William Hill put out a statement Tuesday outlining its position and the strategic partnership it reached in September 2018 with long-term business partner Eldorado.

“Under the agreement, William Hill gained the right to exclusively operate sports books at all properties owned or managed by Eldorado in the United States and to operate mobile sports betting in states where Eldorado obtains a license,” the statement said. “These rights apply to casino properties owned or managed by Eldorado when the strategic partnership was signed and any subsequent acquisitions. Therefore, the rights apply to casinos currently owned or managed by Caesars if Eldorado’s acquisition of Caesars is completed.”

William Hill U.S. CEO Joe Asher told the Review-Journal Wednesday the statement was in response to analyst inquiries and with Eldorado’s green light. Coyle declined to comment on Eldorado’s role in William Hill’s statement.

“This is all subject to regulatory approval,” Asher said, “but, obviously, we’re going to have a lot more on our plate if and when the deal is approved.”

The agreement with Stars Group is not expected to present any competitive issues for William Hill. When the Eldorado-Stars Group deal was announced in November, William Hill said at the time that it receives 50 percent of the equity or equivalent in Stars Group payable for access to Eldorado’s online sports betting skins.

“The Stars deal is something that is in place and has been in place, and is something that we consented to,” Asher told the Review-Journal. “Beyond that, I think the statement speaks for itself.”

He declined to comment on DraftKings.

DraftKings spokeswoman Sabrina Macias said in an emailed statement, “We remain confident that DraftKings is well positioned to expand our presence as states continue to authorize sports betting.”

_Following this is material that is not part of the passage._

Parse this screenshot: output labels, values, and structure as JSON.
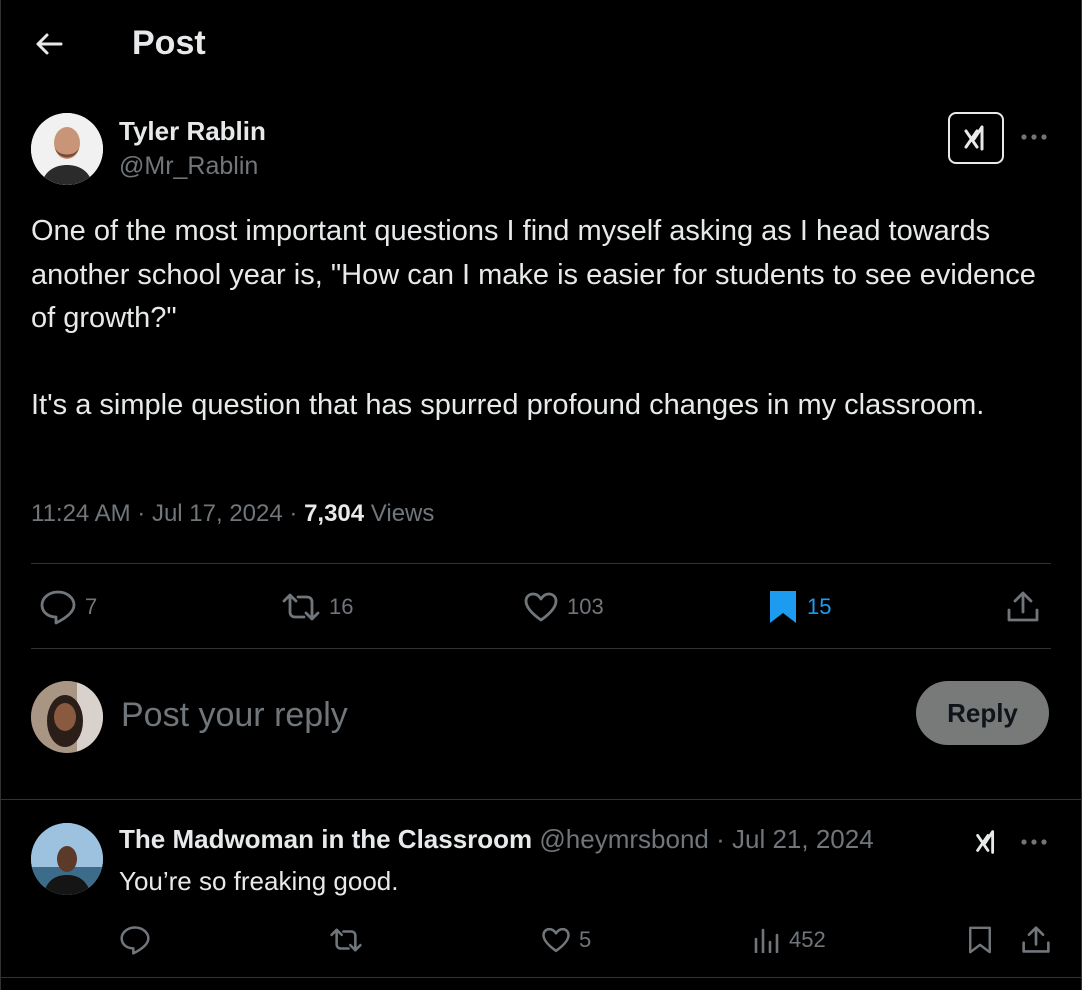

Rubinstein said it’s possible that an amicable resolution could be reached.

“The most likely scenario would be DraftKings being bought out in some way, or maybe taking some small piece of the pie, or maybe just having a fantasy sports aspect of a deal. But who knows?”

Consolidation ‘inevitable’

UNLV law professor Anthony Cabot said William Hill is the beneficiary of the merger between Eldorado and Caesars, “but the consolidation of the sports wagering operators is inevitable.”

Benjamin Edwards, UNLV associate law professor, said it “probably makes sense to have one operator as opposed to piecemeal operators,” though it could raise monopoly concerns in markets where there isn’t a lot of sportsbook competition, he said.

Jennifer Roberts, of UNLV’s International Center for Gaming Regulation, said it may be “quite some time” before a resolution is reached.

“This is an issue that would be governed by contractual terms between the parties in the purchase-sale and their partners. This will be a lengthy process that requires several governmental reviews and approvals,” she said.